There is emerging evidence that stress hyperglycaemia is a risk factor for incident diabetes in survivors of critical illness. To precisely quantify this risk, a multi-centre prospective cohort study with an adequate follow-up period of several years is required. In such a study, it would be important to utilise HbA1c to exclude undiagnosed diabetes at baseline and to define stress hyperglycaemia relative to nutrient delivery and on the basis of repeated blood glucose measurements. In addition, studies which evaluate the mechanisms underlying progressive glucose intolerance following critical illness are needed in order to guide interventions. Future mechanistic studies could also evaluate autonomic function, insulin and incretin hormone secretion capacity, persistence of insulin resistance (using iso-glycaemic hyperinsulinaemic clamps or sophisticated modelling post oral glucose tolerance testing), persistence of gastric dysmotility, interaction with known risk factors (such as increased body mass index and family history) and physical activity levels post ICU. Finally, it is important to determine whether targeted screening programmes in survivors of critical illness can lead to earlier diagnosis of prediabetes or diabetes and reduce the associated complications that are important to patients.

Take Home Messages

  • Stress hyperglycaemia occurs frequently in the ICU.
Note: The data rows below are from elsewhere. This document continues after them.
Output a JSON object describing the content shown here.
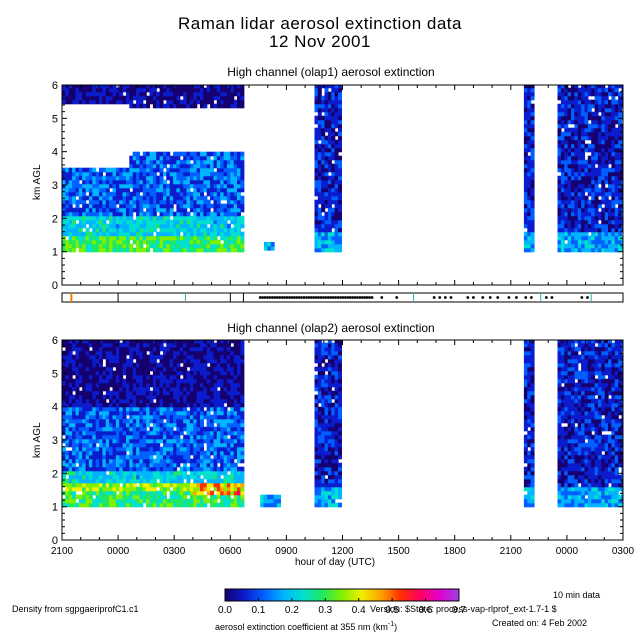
{
  "title": {
    "line1": "Raman lidar aerosol extinction data",
    "line2": "12 Nov 2001"
  },
  "colors": {
    "cbar": [
      "#160070",
      "#0a1ccc",
      "#0060ff",
      "#00b4ff",
      "#00e0d0",
      "#20e860",
      "#80f000",
      "#f0f000",
      "#ffa000",
      "#ff3000",
      "#ff0060",
      "#e000d0",
      "#a040e0"
    ]
  },
  "chart_data": [
    {
      "type": "heatmap",
      "title": "High channel (olap1) aerosol extinction",
      "xlabel": "",
      "ylabel": "km AGL",
      "xlim": [
        -3,
        27
      ],
      "ylim": [
        0,
        6
      ],
      "yticks": [
        "0",
        "1",
        "2",
        "3",
        "4",
        "5",
        "6"
      ],
      "valid_data_blocks_hours": [
        {
          "start": -3.0,
          "end": 6.7,
          "ymin": 1.0,
          "ymax": 6.0
        },
        {
          "start": 7.8,
          "end": 8.3,
          "ymin": 1.05,
          "ymax": 1.2
        },
        {
          "start": 10.5,
          "end": 11.9,
          "ymin": 1.0,
          "ymax": 6.0
        },
        {
          "start": 21.7,
          "end": 22.2,
          "ymin": 1.0,
          "ymax": 6.0
        },
        {
          "start": 23.5,
          "end": 27.0,
          "ymin": 1.0,
          "ymax": 6.0
        }
      ]
    },
    {
      "type": "heatmap",
      "title": "High channel (olap2) aerosol extinction",
      "xlabel": "hour of day (UTC)",
      "ylabel": "km AGL",
      "xlim": [
        -3,
        27
      ],
      "ylim": [
        0,
        6
      ],
      "xticks": [
        "2100",
        "0000",
        "0300",
        "0600",
        "0900",
        "1200",
        "1500",
        "1800",
        "2100",
        "0000",
        "0300"
      ],
      "yticks": [
        "0",
        "1",
        "2",
        "3",
        "4",
        "5",
        "6"
      ],
      "valid_data_blocks_hours": [
        {
          "start": -3.0,
          "end": 6.7,
          "ymin": 1.0,
          "ymax": 6.0
        },
        {
          "start": 7.6,
          "end": 8.6,
          "ymin": 1.0,
          "ymax": 1.3
        },
        {
          "start": 10.5,
          "end": 11.9,
          "ymin": 1.0,
          "ymax": 6.0
        },
        {
          "start": 21.7,
          "end": 22.2,
          "ymin": 1.0,
          "ymax": 6.0
        },
        {
          "start": 23.5,
          "end": 27.0,
          "ymin": 1.0,
          "ymax": 6.0
        }
      ]
    }
  ],
  "colorbar": {
    "ticks": [
      "0.0",
      "0.1",
      "0.2",
      "0.3",
      "0.4",
      "0.5",
      "0.6",
      "0.7"
    ],
    "label": "aerosol extinction coefficient at 355 nm (km",
    "label_sup": "-1",
    "label_end": ")"
  },
  "footer": {
    "density": "Density from sgpgaeriprofC1.c1",
    "ten_min": "10 min data",
    "version": "Version: $State: process-vap-rlprof_ext-1.7-1 $",
    "created": "Created on:  4 Feb 2002"
  }
}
  • Patients who develop stress hyperglycaemia may be at increased risk of developing type 2 diabetes – current evidence suggests that stress hyperglycaemia may at least double this risk.

  • Potential mechanisms implicated in the development of post-ICU diabetes include persistent insulin resistance, autonomic dysfunction, gastric dysmotility, attenuation of the incretin effect, reduced physical activity and individual patient predisposition.

  • Post-ICU diabetes can be diagnosed by fasting plasma glucose, an oral glucose tolerance test or HbA1c measurement, using the same diagnostic criteria as type 2 diabetes.

  • Patients who experience stress hyperglycaemia during critical illness may benefit from closer follow-up after ICU, but as yet there are no screening programmes or interventions that are proven to be of benefit in this group specifically.

Conclusion

Stress hyperglycaemia during critical illness is prevalent and appears to identify patients at increased risk of developing diabetes following ICU discharge. The mechanisms underlying post-ICU diabetes remain incompletely understood at present. Further work to determine whether screening and preventative programmes for survivors of critical illness and stress hyperglycaemia are of benefit and cost-effective is required.